Kurzgeschichtensammlung
Anna Gavaldas Debüt ist mit 167 Seiten sehr kurz, und man gerät in Versuchung, die Kurzgeschichten hintereinander weg zu lesen. Genau das sollte man nicht tun, denn jede einzelne ist wie eine kleine Perle. Man muss den Geschichten etwas Zeit geben, und man muss sie genießen. Jede einzelne ist etwas Besonderes, und jede einzelne unterscheidet sich von der Vorangegangen.
Die Autorin beschreibt Situationen, die meist alltäglich anfangen, und sich dann zu etwas Ungewöhnlichem steigern. Harmlos fängt die Geschichte einer Tierärztin an, die sich als Frau auf dem Land durchschlagen muss, und noch harmloser beginnt die Erzählung über einen Vertreter, der endlose Kilometer auf der Autobahn fahren muss. Beide steigern sich ins Schreckliche.
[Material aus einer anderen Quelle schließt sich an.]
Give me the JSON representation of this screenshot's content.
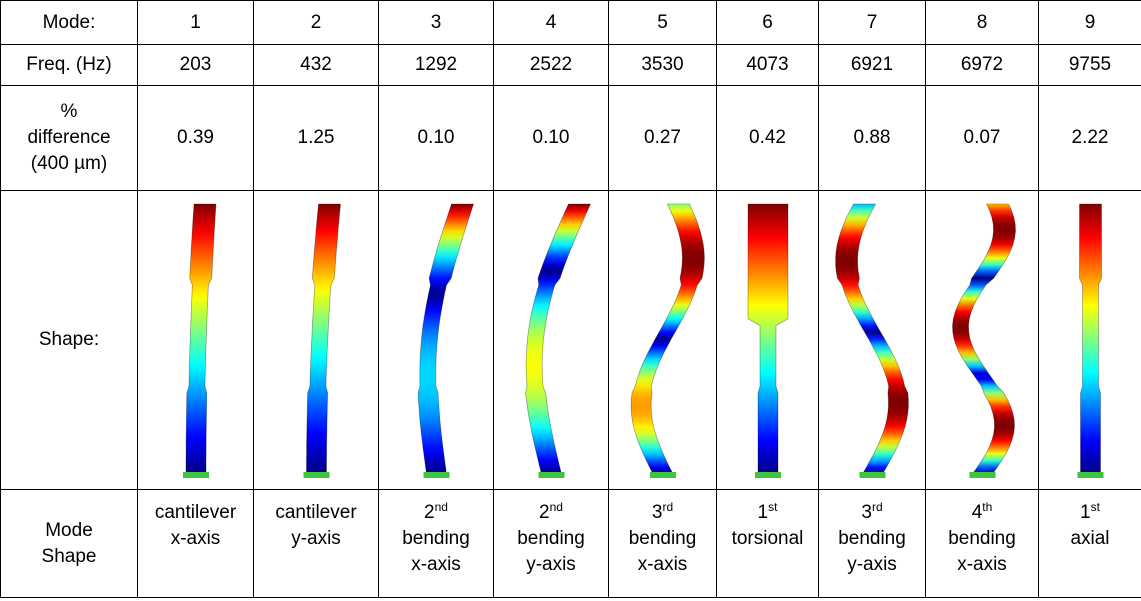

Es gibt auch schöne unter den kurzen Geschichten, von Lieben, die unmöglich scheinen und dann doch klappen. Sie ist grandios, wenn sie Abgründe schildert. Sie kann traurig sein (wie in der Geschichte, in der ein Mann seine Jugendliebe ein letztes Mal trifft, bevor sie an schwerer Krankheit stirbt) und unglaublich komisch (wie in der Geschichte zweier Yuppie-Teens, wie sie wohl jeder im Bekanntenkreis hat, und die eine unschöne Begegnung mit einem Wildschwein haben).
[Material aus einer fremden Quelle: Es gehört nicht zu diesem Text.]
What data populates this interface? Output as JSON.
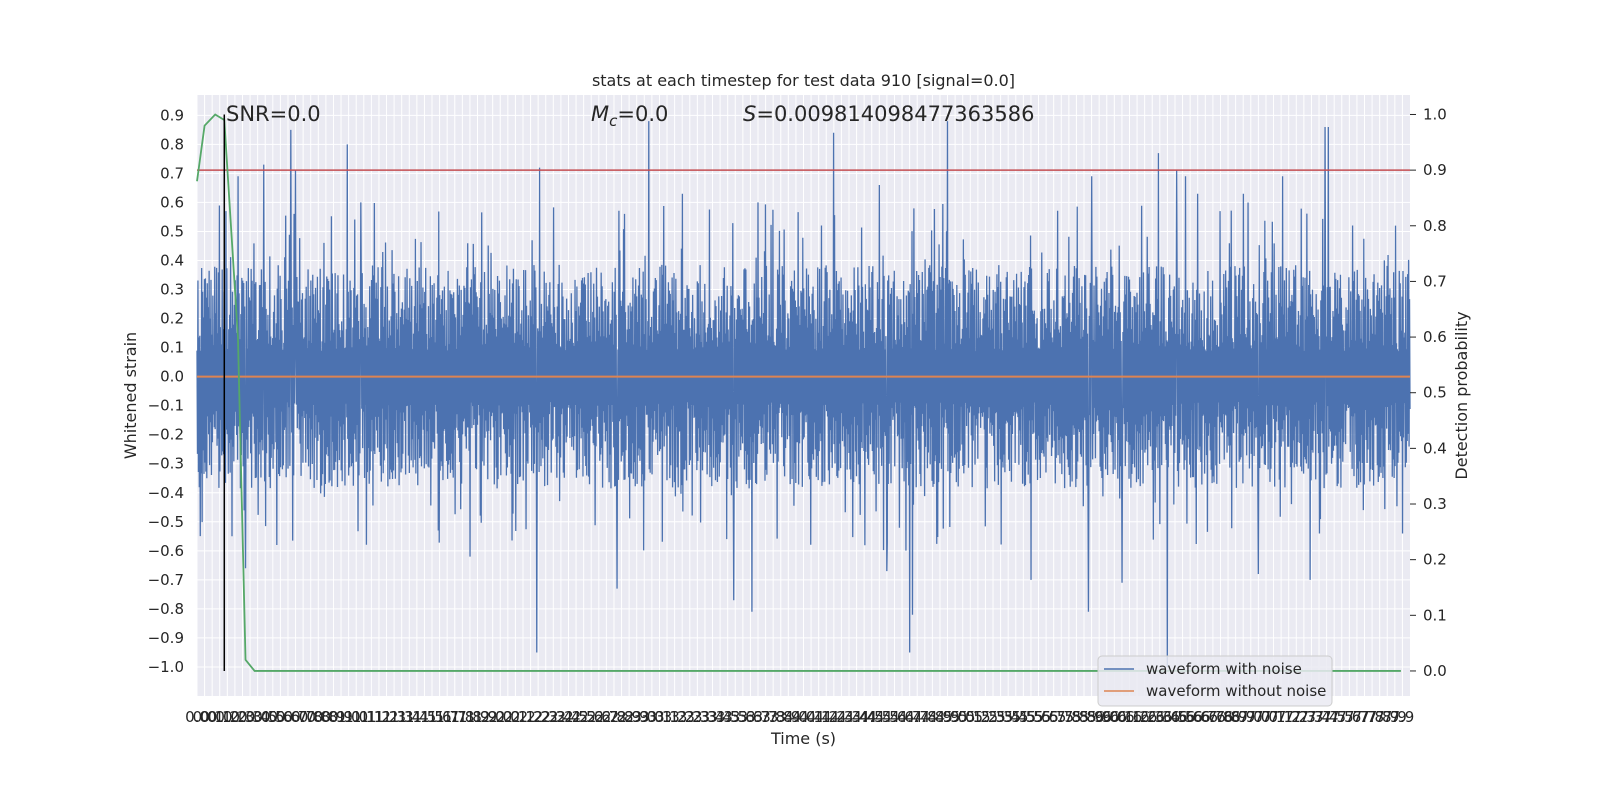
{
  "chart_data": {
    "type": "line",
    "title": "stats at each timestep for test data 910 [signal=0.0]",
    "xlabel": "Time (s)",
    "ylabel": "Whitened strain",
    "y2label": "Detection probability",
    "xlim": [
      0.0,
      8.0
    ],
    "ylim": [
      -1.1,
      0.97
    ],
    "y2lim": [
      -0.045,
      1.035
    ],
    "grid": true,
    "legend_position": "lower right",
    "x_ticks": [
      0.0,
      0.05,
      0.1,
      0.15,
      0.2,
      0.25,
      0.3,
      0.35,
      0.4,
      0.45,
      0.5,
      0.55,
      0.6,
      0.65,
      0.7,
      0.75,
      0.8,
      0.85,
      0.9,
      0.95,
      1.0,
      1.05,
      1.1,
      1.15,
      1.2,
      1.25,
      1.3,
      1.35,
      1.4,
      1.45,
      1.5,
      1.55,
      1.6,
      1.65,
      1.7,
      1.75,
      1.8,
      1.85,
      1.9,
      1.95,
      2.0,
      2.05,
      2.1,
      2.15,
      2.2,
      2.25,
      2.3,
      2.35,
      2.4,
      2.45,
      2.5,
      2.55,
      2.6,
      2.65,
      2.7,
      2.75,
      2.8,
      2.85,
      2.9,
      2.95,
      3.0,
      3.05,
      3.1,
      3.15,
      3.2,
      3.25,
      3.3,
      3.35,
      3.4,
      3.45,
      3.5,
      3.55,
      3.6,
      3.65,
      3.7,
      3.75,
      3.8,
      3.85,
      3.9,
      3.95,
      4.0,
      4.05,
      4.1,
      4.15,
      4.2,
      4.25,
      4.3,
      4.35,
      4.4,
      4.45,
      4.5,
      4.55,
      4.6,
      4.65,
      4.7,
      4.75,
      4.8,
      4.85,
      4.9,
      4.95,
      5.0,
      5.05,
      5.1,
      5.15,
      5.2,
      5.25,
      5.3,
      5.35,
      5.4,
      5.45,
      5.5,
      5.55,
      5.6,
      5.65,
      5.7,
      5.75,
      5.8,
      5.85,
      5.9,
      5.95,
      6.0,
      6.05,
      6.1,
      6.15,
      6.2,
      6.25,
      6.3,
      6.35,
      6.4,
      6.45,
      6.5,
      6.55,
      6.6,
      6.65,
      6.7,
      6.75,
      6.8,
      6.85,
      6.9,
      6.95,
      7.0,
      7.05,
      7.1,
      7.15,
      7.2,
      7.25,
      7.3,
      7.35,
      7.4,
      7.45,
      7.5,
      7.55,
      7.6,
      7.65,
      7.7,
      7.75,
      7.8,
      7.85,
      7.9,
      7.95
    ],
    "x_tick_labels": [
      "0.0",
      "0.0",
      "0.1",
      "0.1",
      "0.2",
      "0.2",
      "0.3",
      "0.3",
      "0.4",
      "0.5",
      "0.5",
      "0.6",
      "0.6",
      "0.7",
      "0.7",
      "0.8",
      "0.8",
      "0.8",
      "0.9",
      "0.9",
      "1.0",
      "1.0",
      "1.1",
      "1.1",
      "1.2",
      "1.2",
      "1.3",
      "1.3",
      "1.4",
      "1.4",
      "1.5",
      "1.5",
      "1.6",
      "1.7",
      "1.7",
      "1.8",
      "1.8",
      "1.9",
      "1.9",
      "2.0",
      "2.0",
      "2.0",
      "2.1",
      "2.1",
      "2.2",
      "2.2",
      "2.3",
      "2.3",
      "2.4",
      "2.4",
      "2.5",
      "2.5",
      "2.6",
      "2.6",
      "2.7",
      "2.8",
      "2.8",
      "2.9",
      "2.9",
      "3.0",
      "3.0",
      "3.1",
      "3.1",
      "3.2",
      "3.2",
      "3.2",
      "3.3",
      "3.3",
      "3.4",
      "3.4",
      "3.5",
      "3.5",
      "3.6",
      "3.6",
      "3.7",
      "3.7",
      "3.8",
      "3.8",
      "3.9",
      "4.0",
      "4.0",
      "4.1",
      "4.1",
      "4.2",
      "4.2",
      "4.3",
      "4.3",
      "4.4",
      "4.4",
      "4.5",
      "4.5",
      "4.5",
      "4.6",
      "4.6",
      "4.7",
      "4.7",
      "4.8",
      "4.8",
      "4.9",
      "4.9",
      "5.0",
      "5.0",
      "5.1",
      "5.2",
      "5.2",
      "5.3",
      "5.3",
      "5.4",
      "5.4",
      "5.5",
      "5.5",
      "5.6",
      "5.6",
      "5.7",
      "5.7",
      "5.8",
      "5.8",
      "5.8",
      "5.9",
      "5.9",
      "6.0",
      "6.0",
      "6.1",
      "6.1",
      "6.2",
      "6.2",
      "6.3",
      "6.3",
      "6.4",
      "6.5",
      "6.5",
      "6.6",
      "6.6",
      "6.7",
      "6.7",
      "6.8",
      "6.8",
      "6.9",
      "6.9",
      "7.0",
      "7.0",
      "7.0",
      "7.1",
      "7.1",
      "7.2",
      "7.2",
      "7.3",
      "7.3",
      "7.4",
      "7.4",
      "7.5",
      "7.5",
      "7.6",
      "7.7",
      "7.7",
      "7.8",
      "7.8",
      "7.9",
      "7.9",
      "7.9"
    ],
    "y_ticks": [
      0.9,
      0.8,
      0.7,
      0.6,
      0.5,
      0.4,
      0.3,
      0.2,
      0.1,
      0.0,
      -0.1,
      -0.2,
      -0.3,
      -0.4,
      -0.5,
      -0.6,
      -0.7,
      -0.8,
      -0.9,
      -1.0
    ],
    "y_tick_labels": [
      "0.9",
      "0.8",
      "0.7",
      "0.6",
      "0.5",
      "0.4",
      "0.3",
      "0.2",
      "0.1",
      "0.0",
      "−0.1",
      "−0.2",
      "−0.3",
      "−0.4",
      "−0.5",
      "−0.6",
      "−0.7",
      "−0.8",
      "−0.9",
      "−1.0"
    ],
    "y2_ticks": [
      1.0,
      0.9,
      0.8,
      0.7,
      0.6,
      0.5,
      0.4,
      0.3,
      0.2,
      0.1,
      0.0
    ],
    "y2_tick_labels": [
      "1.0",
      "0.9",
      "0.8",
      "0.7",
      "0.6",
      "0.5",
      "0.4",
      "0.3",
      "0.2",
      "0.1",
      "0.0"
    ],
    "annotations": {
      "snr": "SNR=0.0",
      "mc_symbol": "M",
      "mc_subscript": "c",
      "mc_value": "=0.0",
      "s_symbol": "S",
      "s_value": "=0.009814098477363586"
    },
    "series": [
      {
        "name": "waveform with noise",
        "color": "#4c72b0",
        "noise_band": [
          -0.35,
          0.35
        ],
        "spikes": [
          [
            0.19,
            0.57
          ],
          [
            0.27,
            0.69
          ],
          [
            0.44,
            0.73
          ],
          [
            0.62,
            0.85
          ],
          [
            0.65,
            0.71
          ],
          [
            0.99,
            0.8
          ],
          [
            1.08,
            0.6
          ],
          [
            2.26,
            0.72
          ],
          [
            2.98,
            0.88
          ],
          [
            3.2,
            0.63
          ],
          [
            3.7,
            0.6
          ],
          [
            4.2,
            0.84
          ],
          [
            4.5,
            0.66
          ],
          [
            4.95,
            0.88
          ],
          [
            5.5,
            0.69
          ],
          [
            5.9,
            0.69
          ],
          [
            6.34,
            0.77
          ],
          [
            6.46,
            0.71
          ],
          [
            6.52,
            0.69
          ],
          [
            6.6,
            0.63
          ],
          [
            6.9,
            0.63
          ],
          [
            7.16,
            0.69
          ],
          [
            7.44,
            0.86
          ],
          [
            7.46,
            0.86
          ],
          [
            0.23,
            -0.55
          ],
          [
            0.32,
            -0.66
          ],
          [
            1.8,
            -0.62
          ],
          [
            2.24,
            -0.95
          ],
          [
            2.77,
            -0.73
          ],
          [
            3.54,
            -0.77
          ],
          [
            3.66,
            -0.81
          ],
          [
            4.55,
            -0.67
          ],
          [
            4.7,
            -0.95
          ],
          [
            4.72,
            -0.82
          ],
          [
            5.5,
            -0.7
          ],
          [
            5.88,
            -0.81
          ],
          [
            6.1,
            -0.71
          ],
          [
            6.4,
            -1.0
          ],
          [
            7.0,
            -0.68
          ],
          [
            7.34,
            -0.7
          ]
        ]
      },
      {
        "name": "waveform without noise",
        "color": "#dd8452",
        "x": [
          0.0,
          8.0
        ],
        "y": [
          0.0,
          0.0
        ]
      }
    ],
    "probability": {
      "color": "#55a868",
      "x": [
        0.0,
        0.05,
        0.12,
        0.18,
        0.27,
        0.32,
        0.38,
        0.8,
        2.0,
        4.0,
        6.0,
        7.94
      ],
      "y": [
        0.88,
        0.98,
        1.0,
        0.99,
        0.6,
        0.02,
        0.0,
        0.0,
        0.0,
        0.0,
        0.0,
        0.0
      ]
    },
    "threshold": {
      "color": "#c44e52",
      "value": 0.9
    },
    "marker": {
      "color": "#000000",
      "x": 0.18
    }
  }
}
Sie schreibt in kurzen Abschnitten, ihr Stil ist wie eine Aneinanderreihung verschiedener Bilder, aber das ist großartig. Ich kann mir vorstellen, dass einige Leser ein Problem mit dieser Art des Schreibens haben. Wer Ungewöhnliches mag, und den Blick für Details, dem kann ich Anna Gavalda nur empfehlen. Ihre Dialoge sind das Gerüst der Erzählungen und fantastisch geschrieben, was sich hier schon andeutet, aber dann in ihrem Roman ‚Zusammen ist man weniger allein’ perfektioniert wird. Dieser hat mir insgesamt noch mal ein Stück besser gefallen als diese Sammlung von Kurzgeschichten, weil es doch einfach schöner ist, wenn sich Charaktere und Geschichte über längere Passagen hin entwickeln können, aber trotzdem vergebe ich 4 Leseratten.